The first of these came from the pro-Zuma faction and EFF supporters, and was characterised by “crude racism, ageist and juvenile remarks”, the likes of which were last seen in the 1980s in such groups as the AWB. “Its reemergence now in the ruling party & opposition is dangerous, as is the indulgence thereof by so many,” he said.

The second category was characterised by widespread popular anger at the ANC and its collective leadership, including the president. “And there is good reason for this,” Habib wrote.

“The danger now is the choice citizens make they [are] this gatvol. In the last decade, others were at a similar point & made disastrous choices.” As examples, Habib pointed to the anti-Hillary Clinton wave that led to Donald Trump’s US presidency, as well as the upheavals in Brazil and India. “In each of these cases,” he said, “enraged by the corruption, incompetence and general lack of empathy of their political class, citizens voted for alternatives that were even more disastrous for their interests. This is the danger that SA confronts. So what are our choices to avoid this?”
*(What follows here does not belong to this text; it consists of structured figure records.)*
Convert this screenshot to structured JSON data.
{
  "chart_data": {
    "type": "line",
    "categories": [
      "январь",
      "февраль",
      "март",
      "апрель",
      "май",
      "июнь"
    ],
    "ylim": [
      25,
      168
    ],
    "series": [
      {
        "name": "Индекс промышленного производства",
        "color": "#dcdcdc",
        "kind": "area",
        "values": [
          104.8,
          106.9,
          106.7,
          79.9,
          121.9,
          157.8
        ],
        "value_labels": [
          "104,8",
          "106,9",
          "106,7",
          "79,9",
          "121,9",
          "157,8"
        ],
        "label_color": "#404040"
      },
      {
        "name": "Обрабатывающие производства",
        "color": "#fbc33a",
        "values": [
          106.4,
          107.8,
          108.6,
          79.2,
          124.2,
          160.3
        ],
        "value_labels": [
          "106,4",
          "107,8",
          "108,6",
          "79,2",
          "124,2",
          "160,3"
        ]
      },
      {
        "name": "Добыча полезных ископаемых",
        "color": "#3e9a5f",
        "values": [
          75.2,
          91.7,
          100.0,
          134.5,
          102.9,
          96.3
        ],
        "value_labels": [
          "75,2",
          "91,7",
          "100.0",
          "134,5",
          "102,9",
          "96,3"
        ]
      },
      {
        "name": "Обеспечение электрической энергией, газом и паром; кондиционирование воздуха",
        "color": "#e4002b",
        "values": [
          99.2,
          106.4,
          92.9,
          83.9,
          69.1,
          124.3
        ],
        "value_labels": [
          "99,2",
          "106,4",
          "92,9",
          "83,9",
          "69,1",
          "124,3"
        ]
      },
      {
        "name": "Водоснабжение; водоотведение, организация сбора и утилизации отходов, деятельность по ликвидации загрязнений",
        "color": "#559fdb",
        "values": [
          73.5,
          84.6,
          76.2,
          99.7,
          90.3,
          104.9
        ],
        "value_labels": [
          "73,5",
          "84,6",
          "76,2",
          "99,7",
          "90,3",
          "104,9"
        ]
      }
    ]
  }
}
The most dangerous option we face, according to Habib, is the RETMO or EFF coming to power. “Not only would it have a fascist violent character, but it would also be a corrupt & technically incompetent political class whatever their pretensions [about] excellence.” Most opposition parties, apart from the DA, are “complacent about the fascist character” of the Redshirts. Any coalition with Malema and company will continue the country’s decline.  

As for Squirrel remaining on the job? Hopeless. “Many of those around the President are as corrupt & technically incompetent as the Zuma/EFF crowd, & if he remains in power, we are likely to see more of the same: dithering leadership and the continuous collapse of SA.”

Habib has “no doubt” that the DA would govern the country more efficiently and cites Cape Town’s example. “But they are unlikely to get the opportunity to politically rule simply because they have alienated the black middle & professional classes.”

Who then?

“Our options … are not great,” he wrote. “As I said in my previous thread, we need a complete disruption and overhaul of our party structure with the emergence of a completely new cohort of leaders and activists. This will not happen by 2024. And so we need a temporary plan to get there. This plan needs to focus on 2024 & how to wrest the institutions of the state from the corrupt & the incompetent & to also keep out the fascist. This is the political conversation that should be focussing our attention & those in the opposition committed to a democratic SA.”

There was urgent need for this, he concluded. South Africa is not only degenerating into a failing state, but it runs the risk of becoming a gangster state as well.

And the fish is bad and the seals are insane. A grim business all round. Any plans, anyone?